Why is Three the Magic Number for Incentive Plan Metrics?

Why is Three the Magic Number for Incentive Plan Metrics?

The Rule of Threes states that there should be no more than three metrics involved with any incentive plan. But what makes the number three so powerful when it comes to incentive plan design? Let’s explore a few reasons.

For one, having three metrics leaves enough room for differentiation, and enough weight for the metric to have a measurable impact. Think of it this way: If a third of your employees’ total bonus amount depends on them hitting a specific goal, the odds of them focusing on this objective – along with the other two – are likely to be fairly high.

Conversely, with five or more metrics, at least one will be so low in terms of payout that it is essentially designed to be ignored. And if the employee is left to determine the level of importance for each incentive on their own, they may wind up overlooking what matters most.

Finally, focusing on just one or two metrics could work well in theory.
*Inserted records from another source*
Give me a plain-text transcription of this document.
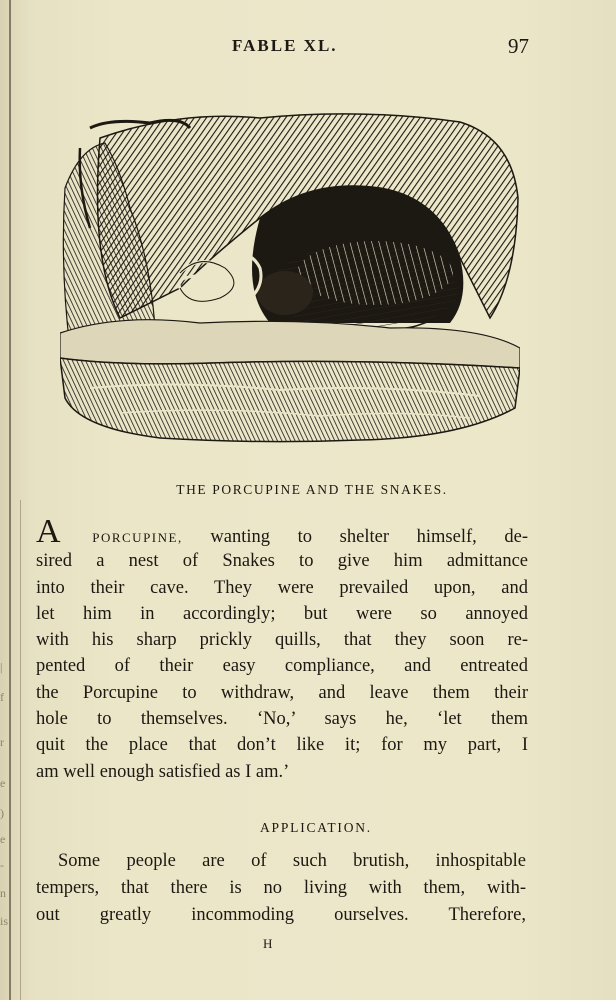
|
f
r
e
)
e
-
n
is
FABLE XL.	97
THE PORCUPINE AND THE SNAKES.
A PORCUPINE, wanting to shelter himself, de-
sired a nest of Snakes to give him admittance
into their cave. They were prevailed upon, and
let him in accordingly; but were so annoyed
with his sharp prickly quills, that they soon re-
pented of their easy compliance, and entreated
the Porcupine to withdraw, and leave them their
hole to themselves. ‘No,’ says he, ‘let them
quit the place that don’t like it; for my part, I
am well enough satisfied as I am.’
APPLICATION.
Some people are of such brutish, inhospitable
tempers, that there is no living with them, with-
out greatly incommoding ourselves. Therefore,
H
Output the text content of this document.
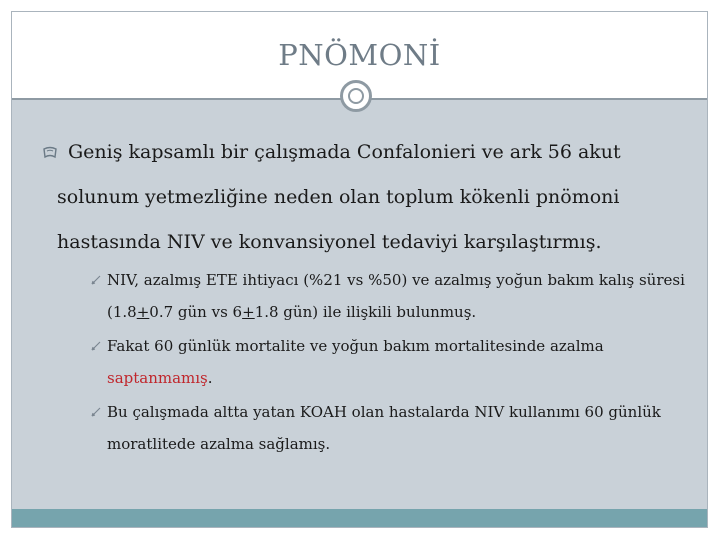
PNÖMONİ
Geniş kapsamlı bir çalışmada Confalonieri ve ark 56 akut
solunum yetmezliğine neden olan toplum kökenli pnömoni
hastasında NIV ve konvansiyonel tedaviyi karşılaştırmış.
NIV, azalmış ETE ihtiyacı (%21 vs %50) ve azalmış yoğun bakım kalış süresi
(1.8+0.7 gün vs 6+1.8 gün) ile ilişkili bulunmuş.
Fakat 60 günlük mortalite ve yoğun bakım mortalitesinde azalma
saptanmamış.
Bu çalışmada altta yatan KOAH olan hastalarda NIV kullanımı 60 günlük
moratlitede azalma sağlamış.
Yet, with such a limited number of priorities, leadership may have difficulty coming to an agreement on the right one or two most important objectives.

How Much of Each Metric?

After thoughtful planning and deliberation have led you to determine the three metrics to feature in your incentive plan, the next question is: How much of each incentive do employees need to achieve? According to behavioral economics principles, incentive pay works best when you give employees three performance levels to strive for:

  • Threshold: The threshold performance level is “good enough.” It’s the bare minimum of performance needed to prevent something bad from happening, such as losing a client or getting fired. In other words, employees must achieve this level of effort, or else the company cannot continue operating as it does. Employees should be quite confident that they can hit this level. It should be achievable with 80-90% probability.
  • Target: Achievable but difficult, the target is the equivalence of doing a good job. Employees should feel pretty sure they could make it, but not positive. There should be a 60-70% chance of achieving the target level.
  • Excellence: The maximum level of performance will exceed expectations, and employees should feel pretty sure they won’t hit it. This level is possible but not always plausible, and there’s a 10-15% probability of reaching it. In most cases, this level will only be reached if everything goes right.


Some business leaders might question the threshold level or fault it for being too easy. For some employees, it may translate to underperformance. Yet, it’s still enough to keep the company moving forward, and more importantly, it provides a starting point which can be easily communicated to employees for encouragement to do better. Setting the threshold level too high is a mistake many companies make, but it’s one that can backfire, causing demotivation. When employees have performed well and the company is doing better but they fail to be rewarded because it wasn’t “better enough,” they’ll be unlikely to contribute the same level of effort again.